Another tip: “Assign an emcee who will make sure everyone participates,” said Morgan. “People will pay attention better and participate more.” Plus it may cut down on the interrupting. The emcee, he added, should pause every 10 minutes or so—the average online attention span—to ask for input or just to mix it up.
Also, it’s a good idea to track staff morale, but you won’t find out by asking directly, said Morgan. Take the team’s temperature over time. Try a simple number scale, a red/yellow/green light check from bad to great or some other quick poll.
And, because the worst format for getting intent across is email—hear Morgan out on this one—use emojis. With a smiley face, that “nice job” message can’t be misconstrued.
“As a very crude substitute for simple body language, emojis will do the trick in the short run,” said Morgan. “So suck it up, swallow your dignity and start to use [them].”

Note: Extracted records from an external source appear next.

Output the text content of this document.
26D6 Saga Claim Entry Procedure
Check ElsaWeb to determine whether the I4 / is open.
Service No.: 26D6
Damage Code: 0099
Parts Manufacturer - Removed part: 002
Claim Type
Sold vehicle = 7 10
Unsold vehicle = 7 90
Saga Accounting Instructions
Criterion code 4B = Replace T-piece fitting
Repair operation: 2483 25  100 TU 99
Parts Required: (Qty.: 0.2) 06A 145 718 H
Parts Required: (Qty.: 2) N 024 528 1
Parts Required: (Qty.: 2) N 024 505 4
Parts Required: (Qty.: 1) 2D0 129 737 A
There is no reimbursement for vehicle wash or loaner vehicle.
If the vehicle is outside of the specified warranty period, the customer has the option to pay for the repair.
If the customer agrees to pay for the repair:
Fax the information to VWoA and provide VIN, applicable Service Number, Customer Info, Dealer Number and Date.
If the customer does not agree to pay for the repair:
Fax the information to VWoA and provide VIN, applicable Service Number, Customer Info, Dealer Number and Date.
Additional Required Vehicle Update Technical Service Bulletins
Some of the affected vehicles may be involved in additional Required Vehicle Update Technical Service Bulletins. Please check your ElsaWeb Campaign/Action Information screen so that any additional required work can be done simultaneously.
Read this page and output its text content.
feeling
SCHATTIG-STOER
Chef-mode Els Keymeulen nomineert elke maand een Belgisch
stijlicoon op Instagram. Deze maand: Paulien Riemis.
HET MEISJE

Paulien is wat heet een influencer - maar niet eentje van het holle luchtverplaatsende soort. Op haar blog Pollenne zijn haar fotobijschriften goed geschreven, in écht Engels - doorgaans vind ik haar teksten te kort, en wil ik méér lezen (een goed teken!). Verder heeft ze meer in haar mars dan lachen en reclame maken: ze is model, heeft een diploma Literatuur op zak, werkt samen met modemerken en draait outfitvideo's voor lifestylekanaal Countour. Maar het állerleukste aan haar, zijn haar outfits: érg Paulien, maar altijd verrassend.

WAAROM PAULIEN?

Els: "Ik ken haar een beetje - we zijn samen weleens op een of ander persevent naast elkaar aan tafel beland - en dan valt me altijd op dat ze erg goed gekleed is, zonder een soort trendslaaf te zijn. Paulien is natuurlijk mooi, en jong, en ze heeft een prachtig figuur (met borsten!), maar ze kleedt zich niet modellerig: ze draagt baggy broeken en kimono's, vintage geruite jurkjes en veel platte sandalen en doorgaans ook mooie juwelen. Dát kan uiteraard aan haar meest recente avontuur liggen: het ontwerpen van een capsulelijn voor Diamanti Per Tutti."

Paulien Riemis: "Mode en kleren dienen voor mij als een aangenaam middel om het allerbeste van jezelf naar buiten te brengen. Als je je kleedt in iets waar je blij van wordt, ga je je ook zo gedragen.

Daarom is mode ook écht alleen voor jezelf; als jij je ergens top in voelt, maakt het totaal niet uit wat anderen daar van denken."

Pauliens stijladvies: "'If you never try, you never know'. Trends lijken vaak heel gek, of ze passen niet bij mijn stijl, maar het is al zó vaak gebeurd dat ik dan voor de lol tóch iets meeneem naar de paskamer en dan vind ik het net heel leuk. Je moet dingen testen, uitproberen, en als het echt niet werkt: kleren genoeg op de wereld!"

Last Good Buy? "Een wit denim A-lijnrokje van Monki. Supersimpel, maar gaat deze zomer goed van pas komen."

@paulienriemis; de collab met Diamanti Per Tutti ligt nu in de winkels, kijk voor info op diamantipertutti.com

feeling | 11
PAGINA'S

Another email tip: make the subject heading a sentence or detailed phrase. “Quick question” will only elicit recipient groans. If you’re specific, and include an action item, that clarity will improve response time and efficiency.
When we return to normal, we’ll still contend with some virtual pitfalls. For now, we keep trying to adapt to our all-virtual environment.
So, try to make your intent clear and be understanding. “In the pandemic, we’ve all discovered there’s nothing wrong with being human,” said Morgan. “In fact, you might as well embrace it, because we’re all in this together.”